The UK government’s Marine Energy Programme Board today forecasts a ‘once in a lifetime opportunity’ for the wave and wind-ustry sector to deliver on expectations to build a ‘new energy industry’ which could deliver jobs and business and environmental benefits.

These latest findings of the MEPB board will be highlighted today by video-link at a wind-ustry conference in Belfast by UK Energy Minister Greg Barker, MP – where Scottish Energy Minister Fergus Ewing, MSP, is speaking in person.

The MEPB notes that the UK is expected to capture a significant share of a global wave and tidal market, which will be worth £800 million per year to the UK economy by 2035. This market is set to reach a cumulative total of £48 billion between now and 2050.

The UK has already installed more devices to generate clean electricity from wave and tidal energy than the rest of the world put together.

Capacity is set to increase dramatically from 9.3 megawatts at present to 100-200MW by 2020.  Figures from Renewable-UK studies show the sector already employs 1,724 people in the UK – this is set to increase to 6,000 by 2023.
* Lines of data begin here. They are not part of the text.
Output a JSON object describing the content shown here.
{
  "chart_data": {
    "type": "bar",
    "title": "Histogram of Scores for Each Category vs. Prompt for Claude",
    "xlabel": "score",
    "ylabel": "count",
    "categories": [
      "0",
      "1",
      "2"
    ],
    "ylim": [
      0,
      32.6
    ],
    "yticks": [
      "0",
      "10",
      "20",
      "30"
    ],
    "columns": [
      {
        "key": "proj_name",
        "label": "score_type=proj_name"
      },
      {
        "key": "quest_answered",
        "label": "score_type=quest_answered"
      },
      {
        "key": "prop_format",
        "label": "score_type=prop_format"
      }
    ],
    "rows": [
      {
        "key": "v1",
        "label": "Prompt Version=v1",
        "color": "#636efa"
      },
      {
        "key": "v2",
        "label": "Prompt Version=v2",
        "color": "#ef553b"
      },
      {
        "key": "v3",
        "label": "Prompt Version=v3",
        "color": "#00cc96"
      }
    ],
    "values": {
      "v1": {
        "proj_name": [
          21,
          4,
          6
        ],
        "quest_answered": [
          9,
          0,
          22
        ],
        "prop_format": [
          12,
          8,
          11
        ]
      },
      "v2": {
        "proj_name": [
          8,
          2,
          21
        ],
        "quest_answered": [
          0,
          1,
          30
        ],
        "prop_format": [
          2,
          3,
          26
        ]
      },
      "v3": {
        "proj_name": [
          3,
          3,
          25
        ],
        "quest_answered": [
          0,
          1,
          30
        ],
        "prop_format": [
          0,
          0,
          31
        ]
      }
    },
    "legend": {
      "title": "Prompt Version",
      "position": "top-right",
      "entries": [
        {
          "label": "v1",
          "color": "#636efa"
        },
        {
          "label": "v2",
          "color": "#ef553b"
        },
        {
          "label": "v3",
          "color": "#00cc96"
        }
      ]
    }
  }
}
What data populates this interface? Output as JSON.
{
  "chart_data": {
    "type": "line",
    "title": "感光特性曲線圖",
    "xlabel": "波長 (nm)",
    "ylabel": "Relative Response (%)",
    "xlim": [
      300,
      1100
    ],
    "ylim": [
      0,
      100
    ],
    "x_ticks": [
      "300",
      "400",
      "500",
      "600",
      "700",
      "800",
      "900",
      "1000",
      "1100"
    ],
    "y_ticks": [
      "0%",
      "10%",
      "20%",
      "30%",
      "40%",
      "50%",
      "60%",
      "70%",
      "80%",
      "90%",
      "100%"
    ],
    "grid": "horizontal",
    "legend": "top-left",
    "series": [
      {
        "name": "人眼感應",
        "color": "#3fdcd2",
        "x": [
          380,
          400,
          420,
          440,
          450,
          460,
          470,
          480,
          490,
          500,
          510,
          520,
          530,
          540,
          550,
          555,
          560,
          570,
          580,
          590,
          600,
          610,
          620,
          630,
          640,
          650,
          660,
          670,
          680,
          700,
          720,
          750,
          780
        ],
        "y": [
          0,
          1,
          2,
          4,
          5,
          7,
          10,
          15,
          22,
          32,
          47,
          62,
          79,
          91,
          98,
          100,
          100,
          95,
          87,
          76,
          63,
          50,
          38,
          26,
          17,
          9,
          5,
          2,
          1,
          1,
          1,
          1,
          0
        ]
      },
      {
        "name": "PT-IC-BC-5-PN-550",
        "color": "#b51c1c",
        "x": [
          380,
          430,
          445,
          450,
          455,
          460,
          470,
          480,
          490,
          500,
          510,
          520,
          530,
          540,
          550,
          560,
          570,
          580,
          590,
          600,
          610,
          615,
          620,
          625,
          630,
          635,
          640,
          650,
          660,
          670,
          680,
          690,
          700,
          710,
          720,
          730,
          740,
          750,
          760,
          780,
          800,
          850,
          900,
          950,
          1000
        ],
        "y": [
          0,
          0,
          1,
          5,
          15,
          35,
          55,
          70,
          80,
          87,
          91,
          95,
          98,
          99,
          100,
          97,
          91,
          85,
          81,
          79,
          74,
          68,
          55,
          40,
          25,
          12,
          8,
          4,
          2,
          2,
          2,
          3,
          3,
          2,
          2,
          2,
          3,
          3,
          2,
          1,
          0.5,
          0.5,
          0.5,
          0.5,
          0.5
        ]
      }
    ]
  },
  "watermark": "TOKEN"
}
Certainly, the wind-ustry is generating an increasing number of new jobs in engineering and manufacturing in the north of Scotland as companies emigrate from the traditional Central Belt industrial heartlands to hitherto ‘peripheral’ areas around mainland and island coastal communities and harbour facilities.

Maria McCaffery, Chief Executive, Renewable-UK, said: “There is massive potential for the wave and tidal energy industry and its supply chain to bring huge economic benefits to the UK and generate significant amounts of clean electricity.  Every £1 of public money invested in the sector attracts £6 from the private sector. There is also great export potential for UK plc. 

“However, the industry is at a critical stage of its development as it moves towards full commercialisation.  Companies won’t invest in larger facilities until there is sufficient market visibility, coupled with the right combination of capital and revenue support, reflecting the current needs of the wave and tidal sectors.  

“Worldwide, a number of countries are positioning themselves to benefit from wave and tidal energy going mainstream.”

The French government is investing €200 million in developing tidal arrays (a group of devices linked together in the water) including state of the art facilities in the port of Cherbourg, while Canada is launching a development programme in the Bay of Fundy – which industry observers say that this illustrates how hotly the wave and tidal prize will be contested in the future.